With Python 2.7 I'm scraping with urllib2 and when some Xpath is needed, lxml as well. It's fast, and because I rarely have to navigate around the sites, this combination works well. On occasion though, usually when I reach a page that will only display some valuable data when a short form is filled in and a submit button is clicked (example), the scraping-only approach with urllib2 is not sufficient.

Each time such a page were encountered, I could invoke selenium.webdriver to refetch the page and do the form-filling and clicking, but this will slow things down considerably.

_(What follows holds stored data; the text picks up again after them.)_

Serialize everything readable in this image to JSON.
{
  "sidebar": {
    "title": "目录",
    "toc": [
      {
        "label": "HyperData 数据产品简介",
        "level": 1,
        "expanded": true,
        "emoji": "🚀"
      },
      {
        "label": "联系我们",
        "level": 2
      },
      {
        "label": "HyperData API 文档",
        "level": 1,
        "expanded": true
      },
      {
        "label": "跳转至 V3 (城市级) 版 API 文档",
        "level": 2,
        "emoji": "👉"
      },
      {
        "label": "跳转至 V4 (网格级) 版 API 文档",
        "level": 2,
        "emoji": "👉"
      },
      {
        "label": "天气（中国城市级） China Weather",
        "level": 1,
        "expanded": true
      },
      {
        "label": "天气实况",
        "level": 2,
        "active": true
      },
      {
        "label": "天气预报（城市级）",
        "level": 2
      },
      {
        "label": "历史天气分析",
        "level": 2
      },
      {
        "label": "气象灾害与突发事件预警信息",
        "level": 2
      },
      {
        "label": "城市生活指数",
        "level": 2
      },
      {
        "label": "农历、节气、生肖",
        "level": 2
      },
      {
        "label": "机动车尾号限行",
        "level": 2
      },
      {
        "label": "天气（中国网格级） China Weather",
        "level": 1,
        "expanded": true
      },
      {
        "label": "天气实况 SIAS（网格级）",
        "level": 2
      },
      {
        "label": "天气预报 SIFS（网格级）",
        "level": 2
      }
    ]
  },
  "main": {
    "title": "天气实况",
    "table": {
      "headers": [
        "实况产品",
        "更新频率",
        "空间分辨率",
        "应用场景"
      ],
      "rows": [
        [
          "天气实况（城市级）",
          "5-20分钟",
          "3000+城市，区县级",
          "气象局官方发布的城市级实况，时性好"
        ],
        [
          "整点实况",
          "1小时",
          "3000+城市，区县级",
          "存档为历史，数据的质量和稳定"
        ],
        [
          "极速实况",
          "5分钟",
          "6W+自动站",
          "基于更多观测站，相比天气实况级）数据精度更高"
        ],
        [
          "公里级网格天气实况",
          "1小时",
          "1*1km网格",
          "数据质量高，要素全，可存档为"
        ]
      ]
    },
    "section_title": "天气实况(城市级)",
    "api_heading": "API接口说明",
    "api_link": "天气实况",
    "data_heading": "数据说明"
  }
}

NOTE: This question is not about the merits or limitations of urllib2, about which I aware there have been many discussions. It's instead focussed only on finding a fast, headless approach to form-filling etc. (one that will also allow for XPath queries if needed).

回答1:

There are several things you can consider using:

mechanize
robobrowser
selenium with a headless browser, like PhantomJS, for example, or using a regular browser, but in a Virtual Display

回答2:

In addition to the ones alecxe mentioned, another alternative is to use a GUI browser tool such as Firefox's Web Console to inspect the POST that is made when you click the submit button. Sometimes you can find the POST data and simply spoof it. For example, using the example url you posted, if you

Use Firefox to go to http://apply.ovoenergycareers.co.uk/vacancies/#results
Click Tools > Web Developer > Web Console
Click Net > Log Request and Response Bodies
Fill in the form, click Search
Left-click the (first) POST in the Web Console
Right-click the (first) POST, select COPY POST Data
Paste the POST data in a text editor

you will obtain something like

all
field_36[]=73
field_37[]=76
field_32[]=82
submit=Search

(Note that the Web Console menus vary a bit depending on your version of Firefox, so YMMV.) Then you can spoof the POST using code such as:

import urllib2
import urllib
import lxml.html as LH

url = "http://apply.ovoenergycareers.co.uk/vacancies/#results"
params = urllib.urlencode([('field_36[]', 73), ('field_37[]', 76), ('field_32[]', 82)])
response = urllib2.urlopen(url, params)
content = response.read()
root = LH.fromstring(content)
print('\n'.join([tag.text_content() for tag in root.xpath('//dl')]))

which yields

  Regulatory Data Analyst
          Contract Type
            Permanent
                    Contract Hours
            Full-time
                    Location
            Bristol
                    Department
            Business Intelligence
                    Full description

If you inspect the HTML and search for field_36[] you'll find

<div class="multiwrapper">
<p class="sidenote multi">(Hold the ctrl (pc) or cmd (Mac) keys for multi-selects) </p>
<select class="select-long" multiple size="5" name="field_36[]" id="field_36"><option value="0">- select all -</option>
<option selected value="73" title="Permanent">Permanent</option>
<option value="74" title="Temporary">Temporary</option>
<option value="75" title="Fixed-term">Fixed-term</option>
<option value="81" title="Intern">Intern</option></select>
</div>

from which it is easy to surmise that field_36[] controls the Contract Type and value 73 corresponds to "Permanent", 74 corresponds to "Temporary", etc. Similarly you can figure out the options for field_37[], field_32[] and all (which can be any search term string). If you have a good understanding of HTML, you may not even need the browser tool to construct the POST.